The Trump administration's efforts to divert federal aid to Trump-supporting fossil fuel executives and investors "stands in stark contrast to the lack of Covid-19 assistance for ailing American families," Friends of the Earth, Public Citizen, and BailoutWatch said in a joint statement.

Big Oil's $100 billion "bender" could also leave state governments "on the hook for up to a quarter trillion dollars to plug methane-leaking wells that fossil fuel corporations have abandoned" and "aren't going to be able to afford" to remediate, according to the Daily Poster, which analyzed a study released Thursday by Carbon Tracker.

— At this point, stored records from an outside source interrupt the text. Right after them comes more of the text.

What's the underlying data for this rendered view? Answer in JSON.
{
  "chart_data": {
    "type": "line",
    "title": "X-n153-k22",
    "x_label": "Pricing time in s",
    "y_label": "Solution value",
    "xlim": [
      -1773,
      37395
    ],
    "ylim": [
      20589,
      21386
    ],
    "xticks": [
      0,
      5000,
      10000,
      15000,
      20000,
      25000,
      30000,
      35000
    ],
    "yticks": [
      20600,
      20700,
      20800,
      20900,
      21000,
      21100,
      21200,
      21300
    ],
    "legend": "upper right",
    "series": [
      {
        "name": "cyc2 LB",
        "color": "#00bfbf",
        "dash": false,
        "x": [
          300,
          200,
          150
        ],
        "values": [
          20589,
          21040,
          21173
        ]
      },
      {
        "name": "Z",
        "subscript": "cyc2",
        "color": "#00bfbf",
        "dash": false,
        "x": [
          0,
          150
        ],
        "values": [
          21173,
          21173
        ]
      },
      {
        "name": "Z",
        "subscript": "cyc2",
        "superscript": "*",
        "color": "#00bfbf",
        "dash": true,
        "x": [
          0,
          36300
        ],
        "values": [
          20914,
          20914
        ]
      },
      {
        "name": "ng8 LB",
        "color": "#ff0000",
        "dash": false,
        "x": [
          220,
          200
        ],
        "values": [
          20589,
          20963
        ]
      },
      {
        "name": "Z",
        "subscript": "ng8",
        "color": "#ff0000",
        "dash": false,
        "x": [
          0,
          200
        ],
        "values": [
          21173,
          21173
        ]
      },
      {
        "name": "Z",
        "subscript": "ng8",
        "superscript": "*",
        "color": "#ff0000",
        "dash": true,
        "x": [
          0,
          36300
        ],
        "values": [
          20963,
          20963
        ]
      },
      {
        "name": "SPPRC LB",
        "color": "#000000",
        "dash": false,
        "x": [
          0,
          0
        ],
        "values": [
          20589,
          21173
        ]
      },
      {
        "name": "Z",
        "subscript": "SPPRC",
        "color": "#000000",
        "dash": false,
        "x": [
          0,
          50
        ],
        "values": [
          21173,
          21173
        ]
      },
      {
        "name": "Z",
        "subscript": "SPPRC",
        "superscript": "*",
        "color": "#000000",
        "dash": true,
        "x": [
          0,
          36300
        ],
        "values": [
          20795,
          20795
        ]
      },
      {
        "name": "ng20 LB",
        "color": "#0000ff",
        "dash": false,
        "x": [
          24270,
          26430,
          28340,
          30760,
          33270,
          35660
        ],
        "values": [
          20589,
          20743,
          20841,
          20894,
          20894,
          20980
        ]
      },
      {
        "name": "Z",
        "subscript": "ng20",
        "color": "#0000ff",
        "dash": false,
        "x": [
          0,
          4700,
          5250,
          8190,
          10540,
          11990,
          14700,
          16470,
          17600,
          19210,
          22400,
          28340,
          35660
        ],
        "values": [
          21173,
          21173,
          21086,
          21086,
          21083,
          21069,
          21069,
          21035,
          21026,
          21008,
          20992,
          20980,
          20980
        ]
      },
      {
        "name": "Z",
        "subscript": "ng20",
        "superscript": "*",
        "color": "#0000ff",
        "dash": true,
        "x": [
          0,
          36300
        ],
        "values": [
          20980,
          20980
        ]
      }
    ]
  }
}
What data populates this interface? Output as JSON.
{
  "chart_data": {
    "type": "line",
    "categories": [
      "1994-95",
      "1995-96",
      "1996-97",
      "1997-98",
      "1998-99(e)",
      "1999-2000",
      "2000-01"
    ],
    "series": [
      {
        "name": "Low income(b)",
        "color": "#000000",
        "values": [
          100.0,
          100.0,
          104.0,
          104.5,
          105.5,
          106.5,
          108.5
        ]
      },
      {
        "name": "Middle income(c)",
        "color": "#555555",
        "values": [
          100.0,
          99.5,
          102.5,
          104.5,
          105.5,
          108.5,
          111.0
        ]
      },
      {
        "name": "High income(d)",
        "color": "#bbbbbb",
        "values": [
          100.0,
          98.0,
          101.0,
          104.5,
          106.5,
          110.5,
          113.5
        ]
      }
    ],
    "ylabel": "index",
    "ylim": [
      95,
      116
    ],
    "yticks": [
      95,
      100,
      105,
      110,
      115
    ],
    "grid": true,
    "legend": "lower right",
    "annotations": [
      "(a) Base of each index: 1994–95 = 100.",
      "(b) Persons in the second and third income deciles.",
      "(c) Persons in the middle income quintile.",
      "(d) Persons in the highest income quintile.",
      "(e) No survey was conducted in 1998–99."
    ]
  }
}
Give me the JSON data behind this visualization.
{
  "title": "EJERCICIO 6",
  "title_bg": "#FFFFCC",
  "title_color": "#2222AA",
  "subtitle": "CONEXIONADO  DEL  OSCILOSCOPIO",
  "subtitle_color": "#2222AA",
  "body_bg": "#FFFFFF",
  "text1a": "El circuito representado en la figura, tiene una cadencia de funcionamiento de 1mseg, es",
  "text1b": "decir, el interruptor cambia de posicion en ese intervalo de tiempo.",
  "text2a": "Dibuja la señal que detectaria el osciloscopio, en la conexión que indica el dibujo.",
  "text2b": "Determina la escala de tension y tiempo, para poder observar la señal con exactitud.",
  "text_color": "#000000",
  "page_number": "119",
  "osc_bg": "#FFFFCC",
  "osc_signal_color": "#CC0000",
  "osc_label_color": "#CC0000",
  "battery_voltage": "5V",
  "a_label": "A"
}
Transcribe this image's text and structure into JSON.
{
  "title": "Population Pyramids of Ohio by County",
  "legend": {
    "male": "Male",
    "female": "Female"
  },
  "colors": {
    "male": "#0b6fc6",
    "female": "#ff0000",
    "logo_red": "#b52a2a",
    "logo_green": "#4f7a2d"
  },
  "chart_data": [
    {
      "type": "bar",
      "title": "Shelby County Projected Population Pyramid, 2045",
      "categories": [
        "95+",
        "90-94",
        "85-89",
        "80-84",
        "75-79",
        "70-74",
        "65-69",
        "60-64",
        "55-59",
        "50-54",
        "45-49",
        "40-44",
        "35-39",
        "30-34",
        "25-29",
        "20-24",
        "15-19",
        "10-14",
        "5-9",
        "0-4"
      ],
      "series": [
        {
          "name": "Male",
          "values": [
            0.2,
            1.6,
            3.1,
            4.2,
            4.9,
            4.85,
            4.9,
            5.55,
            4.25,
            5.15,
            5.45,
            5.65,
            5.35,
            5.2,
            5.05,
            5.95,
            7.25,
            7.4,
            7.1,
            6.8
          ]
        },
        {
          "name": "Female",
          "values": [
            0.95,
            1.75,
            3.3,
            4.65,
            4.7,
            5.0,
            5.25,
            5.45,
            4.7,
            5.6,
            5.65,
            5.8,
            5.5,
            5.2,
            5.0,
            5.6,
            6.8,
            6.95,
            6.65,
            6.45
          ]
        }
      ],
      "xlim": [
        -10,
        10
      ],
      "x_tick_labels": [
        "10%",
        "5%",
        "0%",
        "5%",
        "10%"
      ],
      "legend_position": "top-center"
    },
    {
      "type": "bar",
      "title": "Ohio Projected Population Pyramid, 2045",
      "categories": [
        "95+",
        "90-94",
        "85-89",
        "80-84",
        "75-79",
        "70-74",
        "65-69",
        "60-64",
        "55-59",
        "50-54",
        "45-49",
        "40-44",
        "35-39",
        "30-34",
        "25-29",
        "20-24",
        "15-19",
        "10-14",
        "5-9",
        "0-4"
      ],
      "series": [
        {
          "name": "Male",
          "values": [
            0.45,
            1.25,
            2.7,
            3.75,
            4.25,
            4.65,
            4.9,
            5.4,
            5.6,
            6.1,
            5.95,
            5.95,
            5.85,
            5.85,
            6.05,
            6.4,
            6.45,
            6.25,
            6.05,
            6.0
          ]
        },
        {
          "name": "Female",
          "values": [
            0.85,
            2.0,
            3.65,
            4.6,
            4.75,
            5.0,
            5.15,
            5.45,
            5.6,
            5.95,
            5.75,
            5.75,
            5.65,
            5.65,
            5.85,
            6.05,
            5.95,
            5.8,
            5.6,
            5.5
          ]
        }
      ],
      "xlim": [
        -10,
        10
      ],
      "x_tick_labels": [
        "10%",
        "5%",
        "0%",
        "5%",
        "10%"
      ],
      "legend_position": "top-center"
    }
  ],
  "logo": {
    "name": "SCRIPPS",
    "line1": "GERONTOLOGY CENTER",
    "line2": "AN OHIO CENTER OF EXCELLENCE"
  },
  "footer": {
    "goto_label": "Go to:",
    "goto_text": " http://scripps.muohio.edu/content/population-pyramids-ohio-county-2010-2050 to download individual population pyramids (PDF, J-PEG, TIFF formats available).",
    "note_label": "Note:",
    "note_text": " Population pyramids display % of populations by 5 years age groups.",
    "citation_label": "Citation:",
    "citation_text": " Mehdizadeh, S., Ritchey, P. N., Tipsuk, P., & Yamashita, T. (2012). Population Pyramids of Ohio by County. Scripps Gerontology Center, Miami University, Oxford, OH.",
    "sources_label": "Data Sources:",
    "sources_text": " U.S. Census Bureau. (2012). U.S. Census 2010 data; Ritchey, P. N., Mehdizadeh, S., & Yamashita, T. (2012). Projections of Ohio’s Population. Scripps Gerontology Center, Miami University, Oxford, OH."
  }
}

"This bailout is an unprecedented rescue of a dying industry," said Alan Zibel, research director of Public Citizen's Corporate Presidency Project. "Instead of bailing out climate-destroying fossil fuel companies, we must assist small businesses, local governments, and individuals facing dire financial straits."

Lukas Ross, program manager with Friends of the Earth, said that "Big Oil is exploiting Covid-19 to go on an unprecedented borrowing binge, and the Trump administration is to blame."

"Polluters are getting a $100 billion lifeline," he added, "while most Americans are being left behind."